The detail that signals a real plan is follow-up. Most leads do not convert on first contact. Talk about how you track prospects and stay in touch over months, because brokers know the agents who survive are the ones who follow up relentlessly.

Local Market Knowledge

Agents earn trust by knowing their patch better than the client does. Interviewers test this directly, sometimes with a pop quiz on the area.

A question you might get: "What's happening in our local market right now, and what does it mean for a buyer this month?"

Come in current. Know recent price movement in the area, roughly how long homes are sitting before they sell, which neighborhoods are moving, and what inventory looks like. You do not need to memorize every statistic, but you should be able to talk about the market like someone who reads it weekly. Tie the numbers to advice: if homes are sitting longer, a seller may need to price sharper or stage better, and a buyer has more room to negotiate.

This is also where you show you can build and explain a comparative market analysis, the work of pricing a home against recent comparable sales. Being able to walk through how you would price a listing tells a broker you can win and keep listings.

Commission And Self-Motivation

Commission work suits some people and breaks others. Interviewers want to know which you are.

Likely question: "Most of your income is commission with no guaranteed salary. How do you stay motivated through a dry spell?"

Be honest that you understand the model and have a plan for the lean stretches. Strong answers mention a financial runway, daily activity targets you hold yourself to regardless of results, and the discipline to keep prospecting when nothing has closed in weeks. The point is to show you are self-directed. Nobody is going to stand over you, so the broker needs proof you will run your own day.

It also helps to know the current commission landscape. Since the changes that followed the National Association of Realtors settlement, buyer agent compensation is negotiated more explicitly than before, and buyers working with an agent through the MLS generally sign a written agreement before touring homes. Showing you can have a clear, comfortable conversation about how you are paid signals you are ready for how the business works now.

The Listing Or Selling Roleplay

Many interviews include a live roleplay. The broker plays a seller deciding whether to list with you, or a buyer on the fence about an offer, and watches how you handle it.
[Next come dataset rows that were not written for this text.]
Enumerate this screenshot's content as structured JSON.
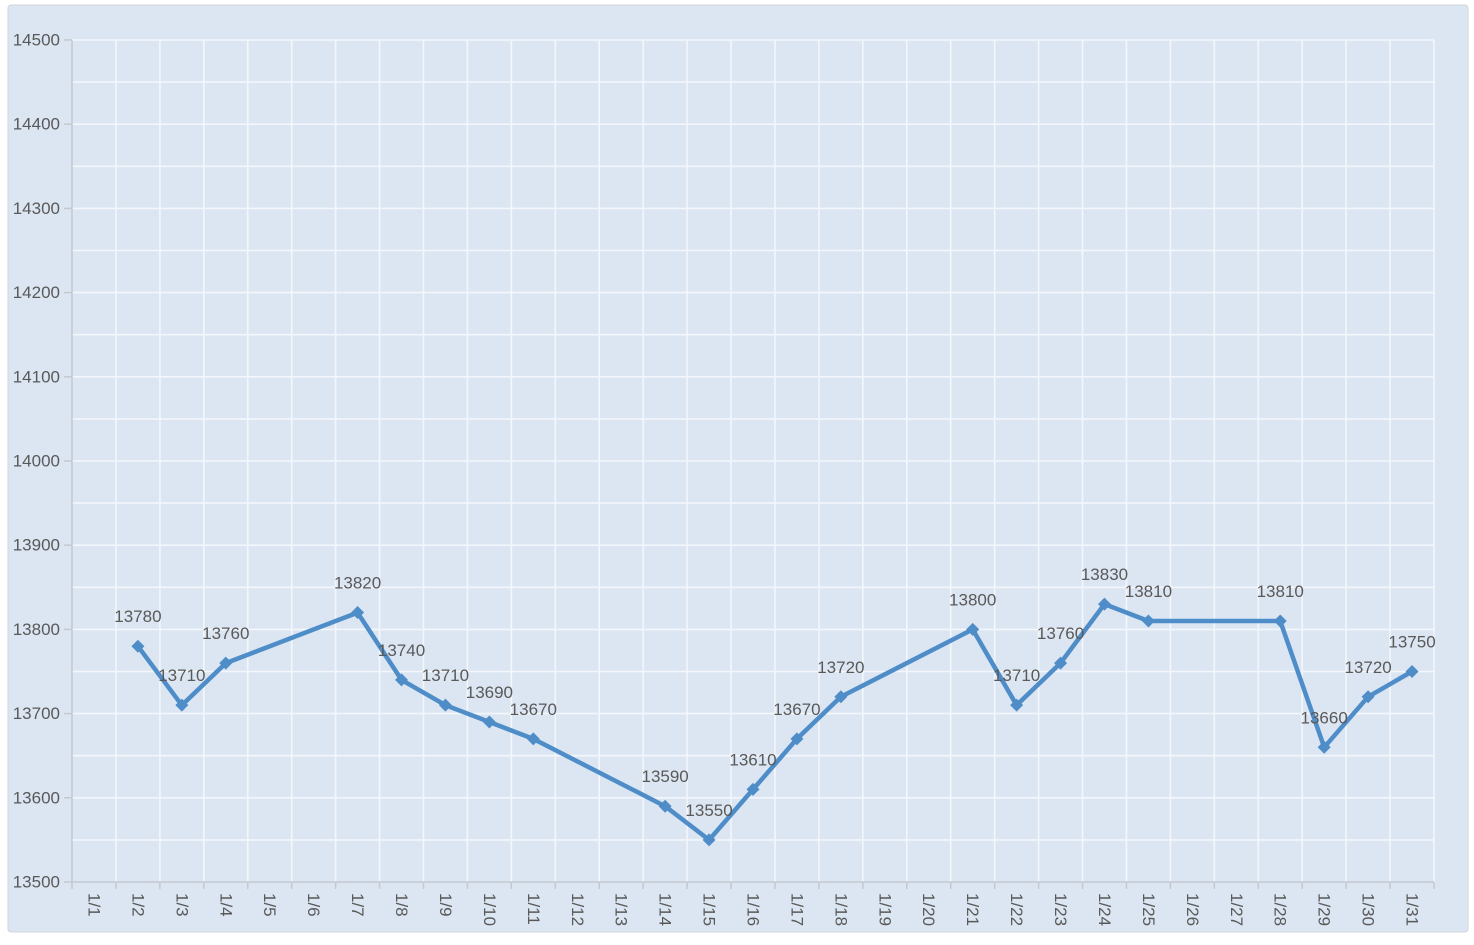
{
  "chart_data": {
    "type": "line",
    "title": "",
    "xlabel": "",
    "ylabel": "",
    "categories": [
      "1/1",
      "1/2",
      "1/3",
      "1/4",
      "1/5",
      "1/6",
      "1/7",
      "1/8",
      "1/9",
      "1/10",
      "1/11",
      "1/12",
      "1/13",
      "1/14",
      "1/15",
      "1/16",
      "1/17",
      "1/18",
      "1/19",
      "1/20",
      "1/21",
      "1/22",
      "1/23",
      "1/24",
      "1/25",
      "1/26",
      "1/27",
      "1/28",
      "1/29",
      "1/30",
      "1/31"
    ],
    "series": [
      {
        "name": "",
        "values": [
          null,
          13780,
          13710,
          13760,
          null,
          null,
          13820,
          13740,
          13710,
          13690,
          13670,
          null,
          null,
          13590,
          13550,
          13610,
          13670,
          13720,
          null,
          null,
          13800,
          13710,
          13760,
          13830,
          13810,
          null,
          null,
          13810,
          13660,
          13720,
          13750
        ]
      }
    ],
    "ylim": [
      13500,
      14500
    ],
    "y_major_step": 100,
    "y_minor_step": 50,
    "grid": true,
    "legend_position": "none",
    "marker": "diamond",
    "data_labels_position": "above",
    "x_tick_rotation_deg": 90
  },
  "style": {
    "page_background": "#ffffff",
    "chart_background": "#dce6f2",
    "chart_border_color": "#d0d5dc",
    "gridline_color": "#f3f6fb",
    "axis_line_color": "#c3c8d2",
    "tick_color": "#c3c8d2",
    "label_color": "#595959",
    "series_color": "#4f8dc9"
  }
}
Example prompt: "I'm a seller. Convince me to list my home with you instead of the agent down the street."

Do not rush to talk. Start by asking questions: what is the seller's timeline, what do they care about, have they sold before, what worries them? Listen, then tailor your pitch to what you heard. Walk through how you would price the home, market it, and communicate during the process. Handle the objection that always comes, usually about commission, with calm rather than defensiveness. Explain the value you provide for the fee instead of just dropping the number.

What the broker is grading: do you listen first, do you adapt, and can you stay composed when challenged? An agent who talks over a client in a roleplay will talk over them in real life.

Rehearse It Out Loud

The roleplay and the lead-generation answer are the two you should practice out loud before the interview. Say them until the words come easily and you can handle an interruption without losing your thread, because a real seller will interrupt, and the broker is watching to see if you can roll with it.